Best Practice Beispiel

Mit «WorkOcracy» ins neue Arbeitszeitalter

Vertrauen statt Kontrolle, Ferientage nach eigenem Ermessen: Der Vermögensberater 1291 Group geht neue Wege. Im Zentrum stehen nach wie vor der Leistungsauftrag und das einwandfreie Ergebnis für die Kunden. Doch wie dies erreicht wird, bestimmen die Teammitglieder nun weitgehend selbst.

Eigentlich wissen wir alle es schon längst: Die traditionellen Arbeitsmodelle werden den heutigen Anforderungen nicht mehr gerecht, denn sowohl die Ansprüche der Mitarbeitenden an das Arbeitsumfeld als auch die des Arbeitgebers an die Mitarbeitenden haben sich geändert.

Gemäss Studien beschränkt sich die produktive Zeit auf drei bis fünf Stunden täglich, trotzdem sitzt der Grossteil der Arbeitenden jeden Tag acht bis neun Stunden im Büro. Insgesamt betrachtet ist arbeiten somit auch irgendwie Zeitverschwendung. Vielerorts, auch in der Finanzbranche, wird physische Präsenz noch immer zu hoch bewertet: Wer viel Präsenz zeigt, wird eher befördert. Und so wurden moderne Arbeitsmodelle bisher skeptisch betrachtet.

Auch bei uns war in der Vergangenheit zum Beispiel Homeoffice eher die Ausnahme und wurde nur in speziellen Fällen gewährt.

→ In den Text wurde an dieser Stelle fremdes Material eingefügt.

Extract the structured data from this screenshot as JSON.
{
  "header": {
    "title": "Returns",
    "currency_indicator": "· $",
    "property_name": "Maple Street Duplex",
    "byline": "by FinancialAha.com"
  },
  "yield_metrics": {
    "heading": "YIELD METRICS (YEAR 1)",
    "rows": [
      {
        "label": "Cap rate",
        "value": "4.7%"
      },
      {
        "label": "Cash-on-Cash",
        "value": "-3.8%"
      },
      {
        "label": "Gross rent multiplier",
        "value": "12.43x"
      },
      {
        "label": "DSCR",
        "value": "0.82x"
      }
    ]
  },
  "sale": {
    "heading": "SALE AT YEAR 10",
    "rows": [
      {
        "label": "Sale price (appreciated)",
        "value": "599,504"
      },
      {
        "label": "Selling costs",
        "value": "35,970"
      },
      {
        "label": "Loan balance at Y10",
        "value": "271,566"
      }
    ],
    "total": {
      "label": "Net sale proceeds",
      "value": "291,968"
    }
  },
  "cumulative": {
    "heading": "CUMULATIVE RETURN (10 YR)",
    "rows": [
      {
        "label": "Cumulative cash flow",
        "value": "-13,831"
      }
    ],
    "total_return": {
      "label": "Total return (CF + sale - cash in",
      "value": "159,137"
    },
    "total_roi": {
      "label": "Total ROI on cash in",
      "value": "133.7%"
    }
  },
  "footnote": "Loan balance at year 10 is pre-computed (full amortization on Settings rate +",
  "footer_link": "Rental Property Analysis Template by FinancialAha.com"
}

Sich selbst organisierende Teams oder gar mehr als fünf Wochen Ferien – beziehungsweise Ferien nach Bedarf – wurden bisher nicht thematisiert.

Dann kam Corona und der damit verbundene erste Lockdown stellte bestehende Arbeitsplatzmodelle in Frage. Inzwischen besteht gar eine Homeoffice-Pflicht für Schweizer Unternehmen. Für uns ist dies der passende Zeitpunkt, das bereits 2020 eingeführte neue Arbeitsmodell, nochmals um ein Wesentliches flexibler zu gestalten: eigenständige Einteilung von Arbeitszeiten und -orten sowie Urlaub nach eigenem Ermessen.

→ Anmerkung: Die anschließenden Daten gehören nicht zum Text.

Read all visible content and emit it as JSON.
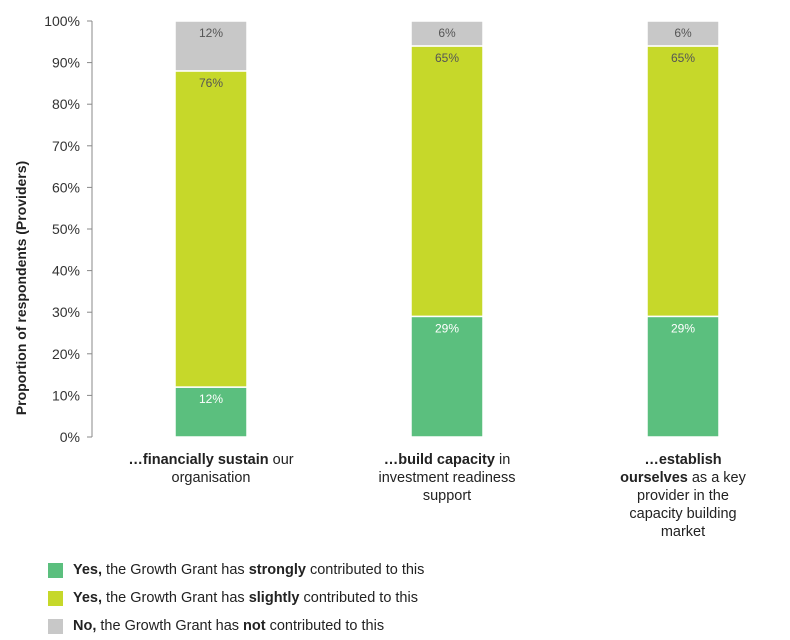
{
  "chart_data": {
    "type": "bar",
    "stacked": true,
    "ylabel": "Proportion of respondents (Providers)",
    "ylim": [
      0,
      100
    ],
    "yticks": [
      "0%",
      "10%",
      "20%",
      "30%",
      "40%",
      "50%",
      "60%",
      "70%",
      "80%",
      "90%",
      "100%"
    ],
    "categories": [
      {
        "bold": "…financially sustain",
        "rest": " our organisation"
      },
      {
        "bold": "…build capacity",
        "rest": " in investment readiness support"
      },
      {
        "bold": "…establish ourselves",
        "rest": " as a key provider in the capacity building market"
      }
    ],
    "series": [
      {
        "name": "strongly",
        "color": "#5bbf7e",
        "values": [
          12,
          29,
          29
        ],
        "labels": [
          "12%",
          "29%",
          "29%"
        ]
      },
      {
        "name": "slightly",
        "color": "#c6d82a",
        "values": [
          76,
          65,
          65
        ],
        "labels": [
          "76%",
          "65%",
          "65%"
        ]
      },
      {
        "name": "not",
        "color": "#c8c8c8",
        "values": [
          12,
          6,
          6
        ],
        "labels": [
          "12%",
          "6%",
          "6%"
        ]
      }
    ],
    "legend": [
      {
        "pre": "Yes,",
        "mid": " the Growth Grant has ",
        "key": "strongly",
        "post": " contributed to this",
        "color": "#5bbf7e"
      },
      {
        "pre": "Yes,",
        "mid": " the Growth Grant has ",
        "key": "slightly",
        "post": " contributed to this",
        "color": "#c6d82a"
      },
      {
        "pre": "No,",
        "mid": " the Growth Grant has ",
        "key": "not",
        "post": " contributed to this",
        "color": "#c8c8c8"
      }
    ],
    "grid": false,
    "legend_position": "bottom"
  }
}
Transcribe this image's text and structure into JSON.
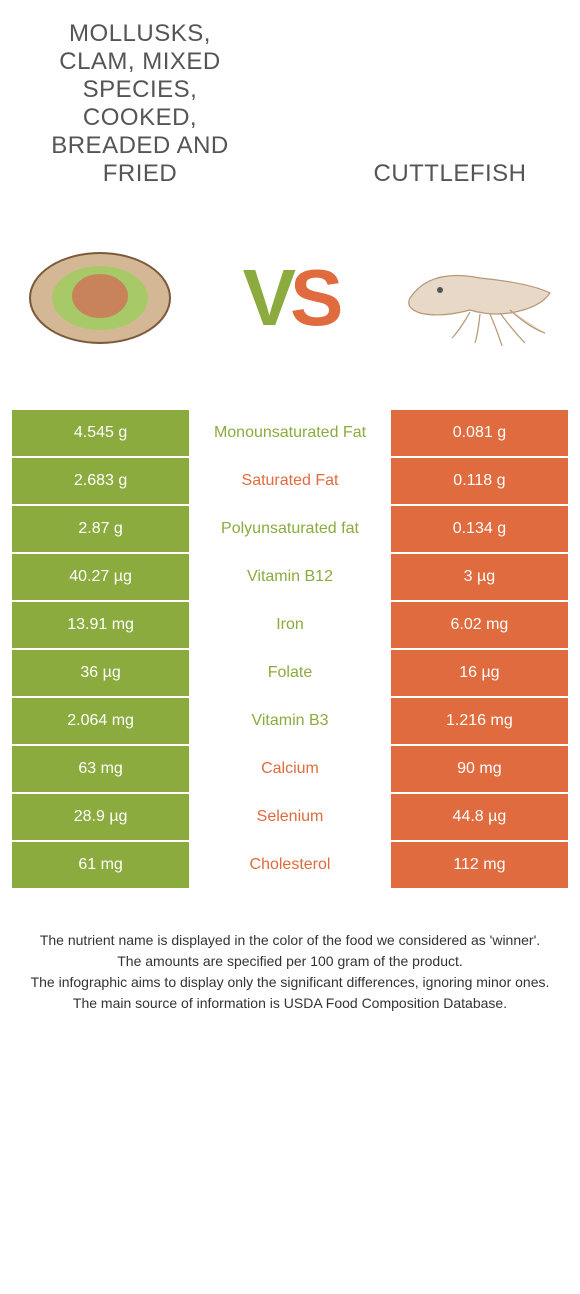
{
  "header": {
    "left_title": "Mollusks, clam, mixed species, cooked, breaded and fried",
    "right_title": "Cuttlefish",
    "vs_v": "V",
    "vs_s": "S"
  },
  "colors": {
    "green": "#8bab3f",
    "orange": "#e06b3e",
    "background": "#ffffff"
  },
  "table": {
    "rows": [
      {
        "left": "4.545 g",
        "label": "Monounsaturated Fat",
        "right": "0.081 g",
        "winner": "green"
      },
      {
        "left": "2.683 g",
        "label": "Saturated Fat",
        "right": "0.118 g",
        "winner": "orange"
      },
      {
        "left": "2.87 g",
        "label": "Polyunsaturated fat",
        "right": "0.134 g",
        "winner": "green"
      },
      {
        "left": "40.27 µg",
        "label": "Vitamin B12",
        "right": "3 µg",
        "winner": "green"
      },
      {
        "left": "13.91 mg",
        "label": "Iron",
        "right": "6.02 mg",
        "winner": "green"
      },
      {
        "left": "36 µg",
        "label": "Folate",
        "right": "16 µg",
        "winner": "green"
      },
      {
        "left": "2.064 mg",
        "label": "Vitamin B3",
        "right": "1.216 mg",
        "winner": "green"
      },
      {
        "left": "63 mg",
        "label": "Calcium",
        "right": "90 mg",
        "winner": "orange"
      },
      {
        "left": "28.9 µg",
        "label": "Selenium",
        "right": "44.8 µg",
        "winner": "orange"
      },
      {
        "left": "61 mg",
        "label": "Cholesterol",
        "right": "112 mg",
        "winner": "orange"
      }
    ]
  },
  "footnotes": {
    "line1": "The nutrient name is displayed in the color of the food we considered as 'winner'.",
    "line2": "The amounts are specified per 100 gram of the product.",
    "line3": "The infographic aims to display only the significant differences, ignoring minor ones.",
    "line4": "The main source of information is USDA Food Composition Database."
  }
}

Anfängliche Skepsis – schnell verflogen

Die Bedenken, die zum Teil beim ersten Lockdown noch vorhanden waren, haben sich auch bei uns schnell als unbegründet erwiesen. Auch von Zuhause aus arbeiteten unsere Mitarbeitenden hochmotiviert, Qualitätseinbussen gab es keine. Und dies trotz teils erschwerten Arbeitsbedingungen, sei es durch Kinder, die ein Tages- beziehungsweise Schulprogramm benötigten, oder durch den Umstand, ganz allein von Zuhause aus zu arbeiten.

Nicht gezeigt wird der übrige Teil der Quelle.